Dion who campaigned in Iqaluit with Liberal candidate Kirt Ejesiak on Oct. 4 and Oct. 5, took particular aim at the oft-quoted phrase that Harper uses to explain his government's approach to Canada's sovereignty in the Arctic: "use it or lose it."

Dion says it reveals that Harper doesn't understand how Arctic people, especially the Inuit, see themselves.

"How can you lose something when you are that thing? The people of the North are the North," Dion told reporters at a press conference held this past Sunday morning at the end of the Iqaluit breakwater.

And instead of focusing only on military action, Dion said a Liberal government would focus on a long list of social, economic and diplomatic measures.

To that that end, he promised the following:

  • a revival of the Kelowna accord;
  • implementation of the Inuit partnership accord, a deal the previous Liberal government signed with Inuit Tapriit Kanatami in 2005;
  • more support for aboriginal languages;
  • a plan to forgive the student loans owed by doctors and nurses who agree to work in northern locations;
  • more bursaries for northern students;
  • more money for literacy and housing;
  • an increase in the value of the northern residents tax deduction from $6,000 to $7,000;
  • $25 million to complete a stalled small craft harbour construction program in Nunavut;
  • a strategy to protect women against violence, rehabiliate offenders and help victims of violence;
  • new fixed-wing rescue aircraft, to be based in the North;
  • completion of the mapping of the Arctic seabed;
  • a reinstatement of the circumpolar affairs ambassador position;
  • an aggressive diplomatic approach on sovereignty that would include upgraded participation in the eight-nation Arctic Council.

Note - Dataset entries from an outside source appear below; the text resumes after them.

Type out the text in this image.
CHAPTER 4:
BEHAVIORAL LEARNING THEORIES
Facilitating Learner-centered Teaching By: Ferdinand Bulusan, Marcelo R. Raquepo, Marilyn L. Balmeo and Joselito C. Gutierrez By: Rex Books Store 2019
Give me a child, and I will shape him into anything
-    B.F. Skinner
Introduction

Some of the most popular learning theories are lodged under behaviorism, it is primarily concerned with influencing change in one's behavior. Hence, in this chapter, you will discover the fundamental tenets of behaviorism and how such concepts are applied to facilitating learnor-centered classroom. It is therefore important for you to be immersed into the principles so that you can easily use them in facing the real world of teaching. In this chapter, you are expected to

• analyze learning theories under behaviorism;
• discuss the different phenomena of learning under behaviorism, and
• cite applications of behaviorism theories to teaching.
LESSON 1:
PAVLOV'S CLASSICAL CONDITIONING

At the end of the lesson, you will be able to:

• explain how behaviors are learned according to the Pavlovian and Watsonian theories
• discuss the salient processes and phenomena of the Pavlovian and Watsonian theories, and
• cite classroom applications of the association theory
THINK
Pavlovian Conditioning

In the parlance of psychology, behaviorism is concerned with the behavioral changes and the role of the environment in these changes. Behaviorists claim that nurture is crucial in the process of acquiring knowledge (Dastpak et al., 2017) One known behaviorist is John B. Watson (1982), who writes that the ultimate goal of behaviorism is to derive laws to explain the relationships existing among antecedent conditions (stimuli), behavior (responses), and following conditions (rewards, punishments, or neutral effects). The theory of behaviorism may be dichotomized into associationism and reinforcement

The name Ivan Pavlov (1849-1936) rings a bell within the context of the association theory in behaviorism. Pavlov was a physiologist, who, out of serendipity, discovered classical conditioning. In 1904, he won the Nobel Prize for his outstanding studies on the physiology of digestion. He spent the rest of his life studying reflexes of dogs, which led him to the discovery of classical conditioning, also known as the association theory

On the last point, Dion praised the work of Lloyd Axworthy, the ex-minister of foreign affairs who chaired the Arctic Council's first ministerial meeting in Iqaluit in 1998.

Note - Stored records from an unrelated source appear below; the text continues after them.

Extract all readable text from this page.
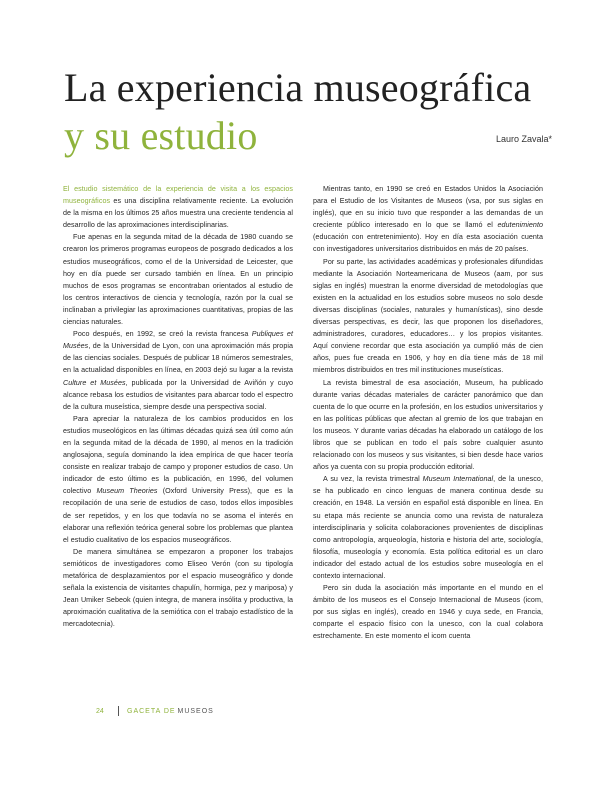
La experiencia museográfica
y su estudio	Lauro Zavala*

El estudio sistemático de la experiencia de visita a los espacios museográficos es una disciplina relativamente reciente. La evolución de la misma en los últimos 25 años muestra una creciente tendencia al desarrollo de las aproximaciones interdisciplinarias.

Fue apenas en la segunda mitad de la década de 1980 cuando se crearon los primeros programas europeos de posgrado dedicados a los estudios museográficos, como el de la Universidad de Leicester, que hoy en día puede ser cursado también en línea. En un principio muchos de esos programas se encontraban orientados al estudio de los centros interactivos de ciencia y tecnología, razón por la cual se inclinaban a privilegiar las aproximaciones cuantitativas, propias de las ciencias naturales.

Poco después, en 1992, se creó la revista francesa Publiques et Musées, de la Universidad de Lyon, con una aproximación más propia de las ciencias sociales. Después de publicar 18 números semestrales, en la actualidad disponibles en línea, en 2003 dejó su lugar a la revista Culture et Musées, publicada por la Universidad de Aviñón y cuyo alcance rebasa los estudios de visitantes para abarcar todo el espectro de la cultura museística, siempre desde una perspectiva social.

Para apreciar la naturaleza de los cambios producidos en los estudios museológicos en las últimas décadas quizá sea útil como aún en la segunda mitad de la década de 1990, al menos en la tradición anglosajona, seguía dominando la idea empírica de que hacer teoría consiste en realizar trabajo de campo y proponer estudios de caso. Un indicador de esto último es la publicación, en 1996, del volumen colectivo Museum Theories (Oxford University Press), que es la recopilación de una serie de estudios de caso, todos ellos imposibles de ser repetidos, y en los que todavía no se asoma el interés en elaborar una reflexión teórica general sobre los problemas que plantea el estudio cualitativo de los espacios museográficos.

De manera simultánea se empezaron a proponer los trabajos semióticos de investigadores como Eliseo Verón (con su tipología metafórica de desplazamientos por el espacio museográfico y donde señala la existencia de visitantes chapulín, hormiga, pez y mariposa) y Jean Umiker Sebeok (quien integra, de manera insólita y productiva, la aproximación cualitativa de la semiótica con el trabajo estadístico de la mercadotecnia).

Mientras tanto, en 1990 se creó en Estados Unidos la Asociación para el Estudio de los Visitantes de Museos (vsa, por sus siglas en inglés), que en su inicio tuvo que responder a las demandas de un creciente público interesado en lo que se llamó el edutenimiento (educación con entretenimiento). Hoy en día esta asociación cuenta con investigadores universitarios distribuidos en más de 20 países.

Por su parte, las actividades académicas y profesionales difundidas mediante la Asociación Norteamericana de Museos (aam, por sus siglas en inglés) muestran la enorme diversidad de metodologías que existen en la actualidad en los estudios sobre museos no solo desde diversas disciplinas (sociales, naturales y humanísticas), sino desde diversas perspectivas, es decir, las que proponen los diseñadores, administradores, curadores, educadores… y los propios visitantes. Aquí conviene recordar que esta asociación ya cumplió más de cien años, pues fue creada en 1906, y hoy en día tiene más de 18 mil miembros distribuidos en tres mil instituciones museísticas.

La revista bimestral de esa asociación, Museum, ha publicado durante varias décadas materiales de carácter panorámico que dan cuenta de lo que ocurre en la profesión, en los estudios universitarios y en las políticas públicas que afectan al gremio de los que trabajan en los museos. Y durante varias décadas ha elaborado un catálogo de los libros que se publican en todo el país sobre cualquier asunto relacionado con los museos y sus visitantes, si bien desde hace varios años ya cuenta con su propia producción editorial.

A su vez, la revista trimestral Museum International, de la unesco, se ha publicado en cinco lenguas de manera continua desde su creación, en 1948. La versión en español está disponible en línea. En su etapa más reciente se anuncia como una revista de naturaleza interdisciplinaria y solicita colaboraciones provenientes de disciplinas como antropología, arqueología, historia e historia del arte, sociología, filosofía, museología y economía. Esta política editorial es un claro indicador del estado actual de los estudios sobre museología en el contexto internacional.

Pero sin duda la asociación más importante en el mundo en el ámbito de los museos es el Consejo Internacional de Museos (icom, por sus siglas en inglés), creado en 1946 y cuya sede, en Francia, comparte el espacio físico con la unesco, con la cual colabora estrechamente. En este momento el icom cuenta

24	GACETA DE MUSEOS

"The Arctic Council is the means by which Canada will show that we will have international law in the Arctic," Dion said.

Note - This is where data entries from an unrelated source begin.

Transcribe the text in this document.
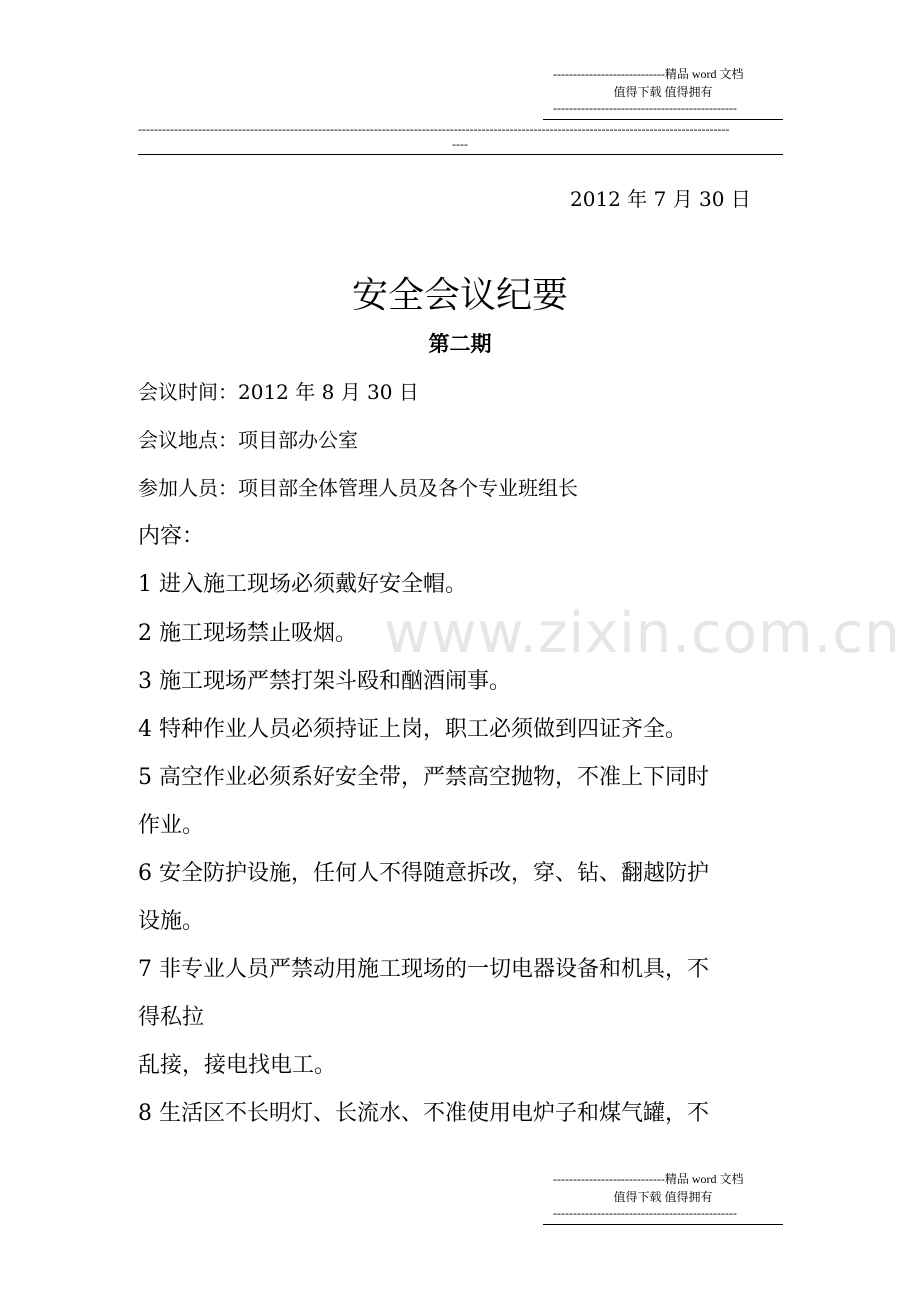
----------------------------精品 word 文档
值得下载 值得拥有
----------------------------------------------
----------------------------------------------------------------------------------------------------------------------------------------------------
----
2012 年 7 月 30 日
安全会议纪要
第二期
会议时间：2012 年 8 月 30 日
会议地点：项目部办公室
参加人员：项目部全体管理人员及各个专业班组长
内容：
www.zixin.com.cn
1 进入施工现场必须戴好安全帽。
2 施工现场禁止吸烟。
3 施工现场严禁打架斗殴和酗酒闹事。
4 特种作业人员必须持证上岗，职工必须做到四证齐全。
5 高空作业必须系好安全带，严禁高空抛物，不准上下同时
作业。
6 安全防护设施，任何人不得随意拆改，穿、钻、翻越防护
设施。
7 非专业人员严禁动用施工现场的一切电器设备和机具，不
得私拉
乱接，接电找电工。
8 生活区不长明灯、长流水、不准使用电炉子和煤气罐，不
----------------------------精品 word 文档
值得下载 值得拥有
----------------------------------------------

At a Liberal event Oct. 4, Ejesiak repeated the five-point plan that he's campaigning on in Nunavut.

That plan empasizes the following:

  • education and job training linked to economic development;
  • more work on building social housing and relieving poverty;
  • better daycare for Nunavut as part of a national daycare plan;
  • better health care, especially for elders;
  • better environmental protection.

On the environment, Ejesiak and Dion once again defended the Liberal Party's Green Shift carbon tax plan as the best way to encourage the conservation of carbon-emitting fossil fuels.

And Ejesiak again pointed to the tax benefits that a tax shift would bring to Nunavut residents.

"I'll say it again. I said it last time. The carbon tax is something that will bring tax cuts into Nunavut," Ejesiak said.

"We encourage local residents to sift through all the misinformation and fearmongering, because the Green Shift to us will be more money back for people and families, more money back for people living in poverty," Ejesiak said.

And Dion attacked the Conservative approach to climate change, saying it's a plan "to do nothing."

"It's a false plan, according to all the experts who looked at it," Dion said.

He also took a swipe at NDP leader Jack Layton, whose party is now campaigning to replace the Liberals as the official opposition.

"The only way to replace Stephen Harper is to have the Liberals and myself as the prime minister and the government," Dion said.

And he criticized an NDP proposal to increase taxes on corporations, calling it a "job-killer."

"With Mr. Layton, we share a lot of values – but he is playing with monopoly money," Dion said.